Non sappiamo ancora bene quali saranno gli effetti collaterali ma internet intraprende una nuova sfida che cambierà la storia. I primi segnali del cambiamento arriveranno quando vedremo indirizzi web con caratteri a noi poco familiari ma che vengono usati in quei paesi avanzati come la Cina che fanno un uso sempre più costante della Rete. La Icann (Internet Corporation for Assigned Names and Numbers) - l'organizzazione no profit nata con il compito di assicurare la sicurezza, lo sviluppo e la stabilità di internet - inizierà ad accettare le richieste per una nuova classe potenzialmente infinita di nomi di dominio di primo livello (i cosiddetti TLD, "top-level domain").

Il percorso però non è così facile, i suffissi web potranno essere di ogni tipo ma solo se verranno versati 145.000 euro e superando la fitta rete di controlli della Icann stessa per scongiurare frodi e occupazioni virtuali non autorizzate.
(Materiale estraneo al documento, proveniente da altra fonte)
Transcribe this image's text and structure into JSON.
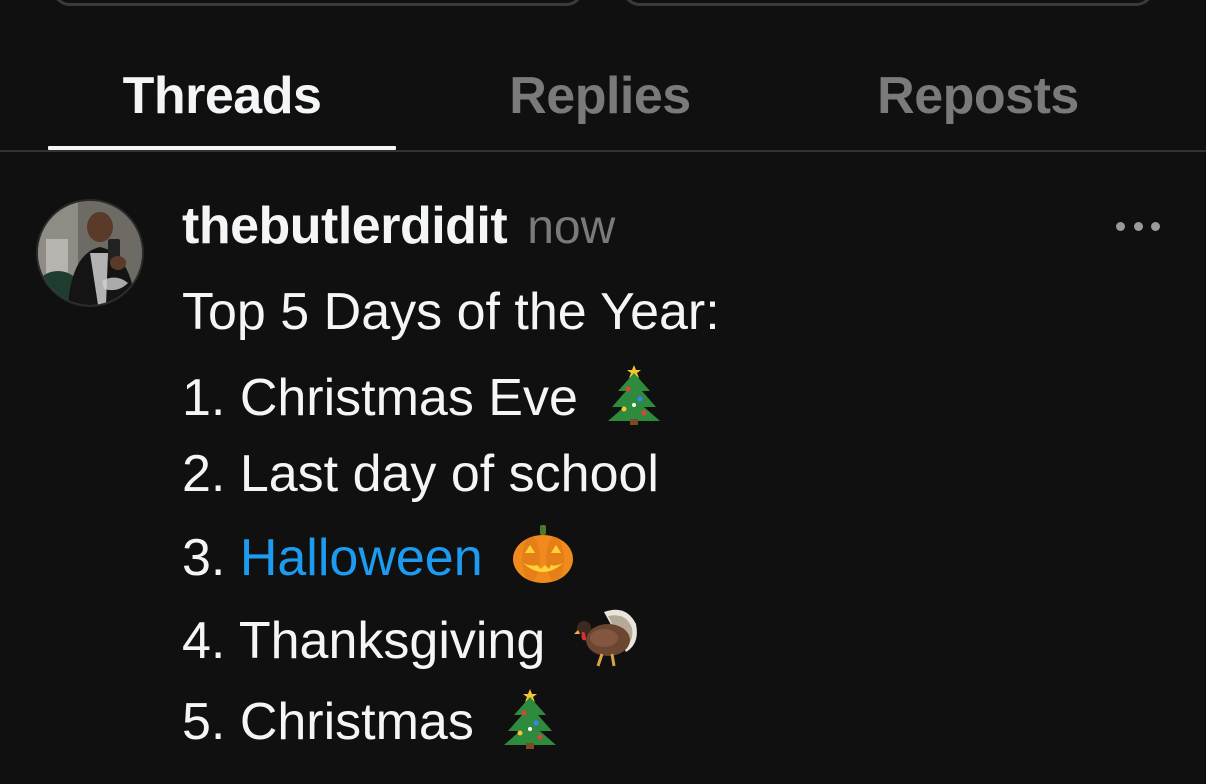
{
  "tabs": [
    {
      "label": "Threads",
      "active": true
    },
    {
      "label": "Replies",
      "active": false
    },
    {
      "label": "Reposts",
      "active": false
    }
  ],
  "post": {
    "username": "thebutlerdidit",
    "timestamp": "now",
    "more_icon": "ellipsis-icon",
    "avatar_icon": "profile-photo",
    "lines": [
      {
        "text": "Top 5 Days of the Year:"
      },
      {
        "prefix": "1. ",
        "text": "Christmas Eve",
        "emoji": "christmas-tree-icon"
      },
      {
        "prefix": "2. ",
        "text": "Last day of school"
      },
      {
        "prefix": "3. ",
        "text": "Halloween",
        "emoji": "jack-o-lantern-icon",
        "link": true
      },
      {
        "prefix": "4. ",
        "text": "Thanksgiving",
        "emoji": "turkey-icon"
      },
      {
        "prefix": "5. ",
        "text": "Christmas",
        "emoji": "christmas-tree-icon"
      }
    ]
  },
  "colors": {
    "background": "#101010",
    "text_primary": "#f3f5f7",
    "text_secondary": "#7a7a7a",
    "link": "#1d9bf0"
  }
}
Non mancano però le polemiche, primo fra tutti il Congresso americano, il quale non vede di buon occhio l'internazionalizzazione che è alla base del nuovo sistema. Difatti mette in crisi il primato occidentale (soprattutto statunitense) dal punto di vista linguistico che con questa innovazione ammette nomi composti non latini. Alla fine di ogni URL quindi ci saranno anche gli alfabeto cinese, il cirillico e l'arabo. Ad oggi ci sono solo sedici possibili indirizzi alla destra del punto (come .com e .net) che non si riferiscono a Paesi o territori (come .uk o il nostro .it).

Icann ha quindi lavorato per aggiungere a questa categoria nuovi domini, cercando allo stesso tempo di proteggere i marchi e i consumatori. Fino al 12 aprile, aziende, governi e comunità di tutto il mondo potranno presentare domanda per introdurre e gestire un nome di dominio a propria scelta. Poi toccherà alla stessa Icann, in collaborazione con l'Interpol, il compito di verificare l'attendibilità dei singoli applicanti e scovare eventuali richieste indebite.